Bavencio from Merck KGaA, Pfizer encounters yet another trial setback
Just when Bavencio’s prospects were beginning to look a little brighter after positive confirmatory trial readout in January, the therapy has fizzled in another oncology indication.
The late-stage 697-patient trial was testing the use of Bavencio in combination with chemoradiotherapy (CRT) against standard-of-care CRT in patients with untreated, locally-advanced squamous cell carcinoma of the head and neck.
But the drug’s makers Germany’s Merck KGaA and Pfizer accepted the recommendation of an independent data monitoring committee to cease the trial, on the basis that the PD-L1 inhibitor was not likely to induce a statistically significant improvement on the main goal of progression-free survival.
Detailed data are still to come.
Bavencio was late to the checkpoint inhibitor game. Merck’s market-leading Keytruda and Bristol-Myers’ pioneering Opdivo were the first two PD-1/L1 drugs to make the cut, and have since scored various approvals across immuno-oncology and now reap in billions in sales. Regeneron, Roche and China-based drug developers also have their own checkpoints — PARP inhibitors are also in the mix.

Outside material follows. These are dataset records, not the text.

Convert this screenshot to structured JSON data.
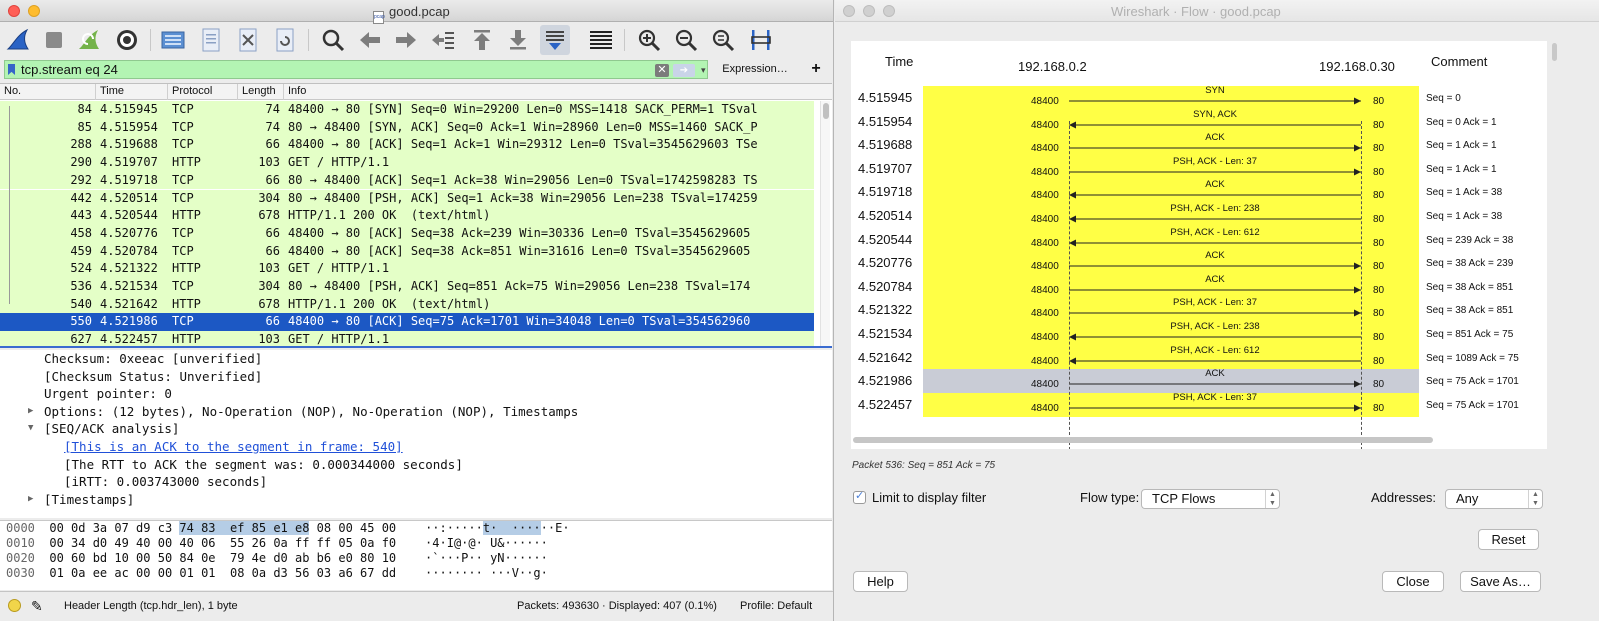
{
  "main_window": {
    "title": "good.pcap",
    "filter": {
      "value": "tcp.stream eq 24",
      "expression_label": "Expression…",
      "add_label": "+"
    },
    "packet_list": {
      "columns": [
        "No.",
        "Time",
        "Protocol",
        "Length",
        "Info"
      ],
      "rows": [
        {
          "no": "84",
          "time": "4.515945",
          "proto": "TCP",
          "len": "74",
          "info": "48400 → 80 [SYN] Seq=0 Win=29200 Len=0 MSS=1418 SACK_PERM=1 TSval"
        },
        {
          "no": "85",
          "time": "4.515954",
          "proto": "TCP",
          "len": "74",
          "info": "80 → 48400 [SYN, ACK] Seq=0 Ack=1 Win=28960 Len=0 MSS=1460 SACK_P"
        },
        {
          "no": "288",
          "time": "4.519688",
          "proto": "TCP",
          "len": "66",
          "info": "48400 → 80 [ACK] Seq=1 Ack=1 Win=29312 Len=0 TSval=3545629603 TSe"
        },
        {
          "no": "290",
          "time": "4.519707",
          "proto": "HTTP",
          "len": "103",
          "info": "GET / HTTP/1.1"
        },
        {
          "no": "292",
          "time": "4.519718",
          "proto": "TCP",
          "len": "66",
          "info": "80 → 48400 [ACK] Seq=1 Ack=38 Win=29056 Len=0 TSval=1742598283 TS"
        },
        {
          "no": "442",
          "time": "4.520514",
          "proto": "TCP",
          "len": "304",
          "info": "80 → 48400 [PSH, ACK] Seq=1 Ack=38 Win=29056 Len=238 TSval=174259"
        },
        {
          "no": "443",
          "time": "4.520544",
          "proto": "HTTP",
          "len": "678",
          "info": "HTTP/1.1 200 OK  (text/html)"
        },
        {
          "no": "458",
          "time": "4.520776",
          "proto": "TCP",
          "len": "66",
          "info": "48400 → 80 [ACK] Seq=38 Ack=239 Win=30336 Len=0 TSval=3545629605"
        },
        {
          "no": "459",
          "time": "4.520784",
          "proto": "TCP",
          "len": "66",
          "info": "48400 → 80 [ACK] Seq=38 Ack=851 Win=31616 Len=0 TSval=3545629605"
        },
        {
          "no": "524",
          "time": "4.521322",
          "proto": "HTTP",
          "len": "103",
          "info": "GET / HTTP/1.1"
        },
        {
          "no": "536",
          "time": "4.521534",
          "proto": "TCP",
          "len": "304",
          "info": "80 → 48400 [PSH, ACK] Seq=851 Ack=75 Win=29056 Len=238 TSval=174"
        },
        {
          "no": "540",
          "time": "4.521642",
          "proto": "HTTP",
          "len": "678",
          "info": "HTTP/1.1 200 OK  (text/html)"
        },
        {
          "no": "550",
          "time": "4.521986",
          "proto": "TCP",
          "len": "66",
          "info": "48400 → 80 [ACK] Seq=75 Ack=1701 Win=34048 Len=0 TSval=354562960",
          "selected": true
        },
        {
          "no": "627",
          "time": "4.522457",
          "proto": "HTTP",
          "len": "103",
          "info": "GET / HTTP/1.1"
        }
      ]
    },
    "details": [
      {
        "text": "Checksum: 0xeeac [unverified]",
        "indent": 0,
        "toggle": ""
      },
      {
        "text": "[Checksum Status: Unverified]",
        "indent": 0,
        "toggle": ""
      },
      {
        "text": "Urgent pointer: 0",
        "indent": 0,
        "toggle": ""
      },
      {
        "text": "Options: (12 bytes), No-Operation (NOP), No-Operation (NOP), Timestamps",
        "indent": 0,
        "toggle": "▶"
      },
      {
        "text": "[SEQ/ACK analysis]",
        "indent": 0,
        "toggle": "▼"
      },
      {
        "text": "[This is an ACK to the segment in frame: 540]",
        "indent": 1,
        "toggle": "",
        "link": true
      },
      {
        "text": "[The RTT to ACK the segment was: 0.000344000 seconds]",
        "indent": 1,
        "toggle": ""
      },
      {
        "text": "[iRTT: 0.003743000 seconds]",
        "indent": 1,
        "toggle": ""
      },
      {
        "text": "[Timestamps]",
        "indent": 0,
        "toggle": "▶"
      }
    ],
    "hex": [
      {
        "offset": "0000",
        "bytes_a": "00 0d 3a 07 d9 c3 ",
        "bytes_hl": "74 83  ef 85 e1 e8",
        "bytes_b": " 08 00 45 00",
        "ascii_a": "··:·····",
        "ascii_hl": "t·  ····",
        "ascii_b": "··E·"
      },
      {
        "offset": "0010",
        "bytes_a": "00 34 d0 49 40 00 40 06  55 26 0a ff ff 05 0a f0",
        "bytes_hl": "",
        "bytes_b": "",
        "ascii_a": "·4·I@·@· U&······",
        "ascii_hl": "",
        "ascii_b": ""
      },
      {
        "offset": "0020",
        "bytes_a": "00 60 bd 10 00 50 84 0e  79 4e d0 ab b6 e0 80 10",
        "bytes_hl": "",
        "bytes_b": "",
        "ascii_a": "·`···P·· yN······",
        "ascii_hl": "",
        "ascii_b": ""
      },
      {
        "offset": "0030",
        "bytes_a": "01 0a ee ac 00 00 01 01  08 0a d3 56 03 a6 67 dd",
        "bytes_hl": "",
        "bytes_b": "",
        "ascii_a": "········ ···V··g·",
        "ascii_hl": "",
        "ascii_b": ""
      }
    ],
    "status": {
      "field": "Header Length (tcp.hdr_len), 1 byte",
      "packets": "Packets: 493630 · Displayed: 407 (0.1%)",
      "profile": "Profile: Default"
    }
  },
  "flow_window": {
    "title": "Wireshark · Flow · good.pcap",
    "headers": {
      "time": "Time",
      "host_a": "192.168.0.2",
      "host_b": "192.168.0.30",
      "comment": "Comment"
    },
    "rows": [
      {
        "time": "4.515945",
        "left_port": "48400",
        "right_port": "80",
        "label": "SYN",
        "dir": "right",
        "comment": "Seq = 0"
      },
      {
        "time": "4.515954",
        "left_port": "48400",
        "right_port": "80",
        "label": "SYN, ACK",
        "dir": "left",
        "comment": "Seq = 0 Ack = 1"
      },
      {
        "time": "4.519688",
        "left_port": "48400",
        "right_port": "80",
        "label": "ACK",
        "dir": "right",
        "comment": "Seq = 1 Ack = 1"
      },
      {
        "time": "4.519707",
        "left_port": "48400",
        "right_port": "80",
        "label": "PSH, ACK - Len: 37",
        "dir": "right",
        "comment": "Seq = 1 Ack = 1"
      },
      {
        "time": "4.519718",
        "left_port": "48400",
        "right_port": "80",
        "label": "ACK",
        "dir": "left",
        "comment": "Seq = 1 Ack = 38"
      },
      {
        "time": "4.520514",
        "left_port": "48400",
        "right_port": "80",
        "label": "PSH, ACK - Len: 238",
        "dir": "left",
        "comment": "Seq = 1 Ack = 38"
      },
      {
        "time": "4.520544",
        "left_port": "48400",
        "right_port": "80",
        "label": "PSH, ACK - Len: 612",
        "dir": "left",
        "comment": "Seq = 239 Ack = 38"
      },
      {
        "time": "4.520776",
        "left_port": "48400",
        "right_port": "80",
        "label": "ACK",
        "dir": "right",
        "comment": "Seq = 38 Ack = 239"
      },
      {
        "time": "4.520784",
        "left_port": "48400",
        "right_port": "80",
        "label": "ACK",
        "dir": "right",
        "comment": "Seq = 38 Ack = 851"
      },
      {
        "time": "4.521322",
        "left_port": "48400",
        "right_port": "80",
        "label": "PSH, ACK - Len: 37",
        "dir": "right",
        "comment": "Seq = 38 Ack = 851"
      },
      {
        "time": "4.521534",
        "left_port": "48400",
        "right_port": "80",
        "label": "PSH, ACK - Len: 238",
        "dir": "left",
        "comment": "Seq = 851 Ack = 75"
      },
      {
        "time": "4.521642",
        "left_port": "48400",
        "right_port": "80",
        "label": "PSH, ACK - Len: 612",
        "dir": "left",
        "comment": "Seq = 1089 Ack = 75"
      },
      {
        "time": "4.521986",
        "left_port": "48400",
        "right_port": "80",
        "label": "ACK",
        "dir": "right",
        "comment": "Seq = 75 Ack = 1701",
        "selected": true
      },
      {
        "time": "4.522457",
        "left_port": "48400",
        "right_port": "80",
        "label": "PSH, ACK - Len: 37",
        "dir": "right",
        "comment": "Seq = 75 Ack = 1701"
      }
    ],
    "packet_info": "Packet 536: Seq = 851 Ack = 75",
    "limit_label": "Limit to display filter",
    "flow_type_label": "Flow type:",
    "flow_type_value": "TCP Flows",
    "addresses_label": "Addresses:",
    "addresses_value": "Any",
    "reset_label": "Reset",
    "help_label": "Help",
    "close_label": "Close",
    "save_label": "Save As…"
  },
  "colors": {
    "filter_ok": "#b3f4b3",
    "row_bg": "#e4ffc7",
    "selected": "#1c58c4",
    "flow_band": "#ffff45"
  }
}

Last September, Cowen analysts shaved their 2024 projections for Bavencio by $170 million to $480 million, citing flat growth and relatively few catalysts ahead. In comparison, Opdivo is expected to generate a meaty $12.4 billion that year, and king Keytruda a hefty $20.6 billion, the analysts estimated.
Bavencio, for which Pfizer paid $850 million upfront in 2014 to partner with Merck KGaA, has had some serious setbacks in its quest to make a mark. The partners were forced to admit defeat in ovarian cancer in March last year after three straight trial failures. Months later in November, the drug also fizzled as a first-line maintenance therapy for gastric cancer patients, years after faltering in a gastric cancer study to improve overall survival. In 2018, Bavencio also botched a key study in the lucrative field of lung cancer.
The drug was granted accelerated approval on the basis of tumor response and duration of response in May 2017 in patients with locally advanced or metastatic urothelial carcinoma (UC) whose disease has progressed during or after platinum-containing chemotherapy. In January, the companies said that data from the confirmatory JAVELIN Bladder 100 trial showed patients treated with Bavencio lived significantly longer than those who received standard care.
The companies have also had some success in kidney cancer. Bavencio was granted approval in May 2019 in combination with Pfizer’s tyrosine kinase inhibitor Inlyta for use as a frontline therapy for renal cell carcinoma, after late-stage data showed the combination demonstrated a significant progression-free survival benefit. It is also approved for use in Merkel cell carcinoma.